More than 40,000 adult male and female kokanee were handled during this operation.

About 792 pounds of eggs were fertilized, rinsed, picked, sterilized, enumerated and placed into incubators.

The Rose Creek Hatchery, on Riverside Road between Bigfork and Creston, was put back in operation several years ago after laying idle for about three decades. About half the eggs will be moved to the Flathead Lake Salmon Hatchery in Somers. The capacity of both hatcheries is needed to accommodate the high level of fish production.

Kokanee eggs typically take more than a month and a half to hatch in 50 degree water.
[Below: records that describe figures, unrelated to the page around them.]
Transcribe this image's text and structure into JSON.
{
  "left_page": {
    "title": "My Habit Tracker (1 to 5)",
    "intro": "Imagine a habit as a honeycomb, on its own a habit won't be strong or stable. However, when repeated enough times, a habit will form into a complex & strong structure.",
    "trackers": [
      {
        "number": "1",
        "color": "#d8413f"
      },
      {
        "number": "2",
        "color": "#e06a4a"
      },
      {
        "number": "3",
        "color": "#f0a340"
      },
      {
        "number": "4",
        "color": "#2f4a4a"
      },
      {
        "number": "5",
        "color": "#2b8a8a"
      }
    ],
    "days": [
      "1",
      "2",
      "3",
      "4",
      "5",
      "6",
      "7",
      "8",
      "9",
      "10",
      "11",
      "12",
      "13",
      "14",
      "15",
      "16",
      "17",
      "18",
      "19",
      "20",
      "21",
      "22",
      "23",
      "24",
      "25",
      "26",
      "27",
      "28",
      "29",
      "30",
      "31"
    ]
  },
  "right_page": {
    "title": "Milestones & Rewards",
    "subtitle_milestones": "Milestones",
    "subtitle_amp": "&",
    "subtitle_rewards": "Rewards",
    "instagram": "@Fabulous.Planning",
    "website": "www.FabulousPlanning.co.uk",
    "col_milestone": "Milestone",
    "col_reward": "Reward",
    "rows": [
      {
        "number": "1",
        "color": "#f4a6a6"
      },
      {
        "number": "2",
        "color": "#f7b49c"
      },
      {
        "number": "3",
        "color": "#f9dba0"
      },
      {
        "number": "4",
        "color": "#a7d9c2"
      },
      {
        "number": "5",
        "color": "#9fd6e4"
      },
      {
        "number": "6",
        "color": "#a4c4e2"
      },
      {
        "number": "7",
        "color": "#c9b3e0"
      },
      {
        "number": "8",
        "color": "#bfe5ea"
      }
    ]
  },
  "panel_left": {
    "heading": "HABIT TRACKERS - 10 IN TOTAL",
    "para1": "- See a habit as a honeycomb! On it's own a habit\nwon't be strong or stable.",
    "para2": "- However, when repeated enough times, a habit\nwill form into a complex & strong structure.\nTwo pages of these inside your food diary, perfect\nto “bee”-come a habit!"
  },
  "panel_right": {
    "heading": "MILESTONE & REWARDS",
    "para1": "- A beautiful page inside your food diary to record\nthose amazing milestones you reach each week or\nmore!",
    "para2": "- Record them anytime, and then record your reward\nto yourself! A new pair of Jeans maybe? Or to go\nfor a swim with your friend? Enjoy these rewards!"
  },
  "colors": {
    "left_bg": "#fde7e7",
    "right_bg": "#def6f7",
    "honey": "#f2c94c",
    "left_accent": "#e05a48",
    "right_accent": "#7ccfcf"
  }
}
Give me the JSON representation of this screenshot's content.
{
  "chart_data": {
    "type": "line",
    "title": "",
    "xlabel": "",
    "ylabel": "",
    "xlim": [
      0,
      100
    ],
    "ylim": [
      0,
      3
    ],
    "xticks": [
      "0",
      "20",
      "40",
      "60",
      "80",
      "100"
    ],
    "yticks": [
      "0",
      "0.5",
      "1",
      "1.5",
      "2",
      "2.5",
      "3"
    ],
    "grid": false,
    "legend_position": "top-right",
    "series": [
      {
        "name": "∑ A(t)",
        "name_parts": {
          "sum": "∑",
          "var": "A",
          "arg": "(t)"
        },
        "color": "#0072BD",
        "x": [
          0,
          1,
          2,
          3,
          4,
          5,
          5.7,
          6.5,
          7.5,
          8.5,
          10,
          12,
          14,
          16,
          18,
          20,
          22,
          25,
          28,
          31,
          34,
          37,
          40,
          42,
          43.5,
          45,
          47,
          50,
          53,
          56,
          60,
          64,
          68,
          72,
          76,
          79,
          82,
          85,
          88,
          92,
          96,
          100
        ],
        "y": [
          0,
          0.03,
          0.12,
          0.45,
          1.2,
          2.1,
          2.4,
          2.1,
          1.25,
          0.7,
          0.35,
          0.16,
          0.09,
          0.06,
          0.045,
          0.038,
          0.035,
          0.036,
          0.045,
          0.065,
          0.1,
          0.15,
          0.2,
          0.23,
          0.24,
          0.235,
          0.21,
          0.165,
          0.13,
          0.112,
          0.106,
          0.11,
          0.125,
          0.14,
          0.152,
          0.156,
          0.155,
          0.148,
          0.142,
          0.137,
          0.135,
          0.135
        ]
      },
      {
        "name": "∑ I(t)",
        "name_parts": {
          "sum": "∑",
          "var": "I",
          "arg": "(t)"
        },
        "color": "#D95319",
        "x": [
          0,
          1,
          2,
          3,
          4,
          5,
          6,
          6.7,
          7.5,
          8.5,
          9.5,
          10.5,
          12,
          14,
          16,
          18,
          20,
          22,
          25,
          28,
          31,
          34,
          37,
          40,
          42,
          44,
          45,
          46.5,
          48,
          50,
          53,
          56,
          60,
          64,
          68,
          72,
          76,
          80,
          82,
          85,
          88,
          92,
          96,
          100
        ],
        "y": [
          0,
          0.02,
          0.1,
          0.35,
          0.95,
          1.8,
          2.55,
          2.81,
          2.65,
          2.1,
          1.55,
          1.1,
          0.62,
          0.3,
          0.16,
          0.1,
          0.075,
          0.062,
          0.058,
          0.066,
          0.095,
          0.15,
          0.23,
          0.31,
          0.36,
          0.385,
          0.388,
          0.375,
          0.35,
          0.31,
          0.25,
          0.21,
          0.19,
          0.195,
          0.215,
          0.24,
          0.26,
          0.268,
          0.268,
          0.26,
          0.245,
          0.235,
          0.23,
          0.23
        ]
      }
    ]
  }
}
They are shipped overnight when they reach the “eyed” stage — when the pigment in the eyes of embryonic kokanee can be seen through the egg shell. Properly packaged eyed eggs can withstand the typical rigors of the shipping process.

Eggs will be provided for lakes east of the Divide, the Big Springs Trout Hatchery in Lewistown, and the states of Utah and Wyoming — the latter primarily to bolster kokanee populations in Flaming Gorge Reservoir, on the Green River.

Once the eggs hatch, the young kokanee are reared to two- or three-inch fingerlings and released into waters with very little or no natural reproductive capability. Many lakes in Northwest Montana, including Lake Koocanusa and Little Bitterroot Lake, have naturally reproducing populations of kokanee where stocking is unnecessary.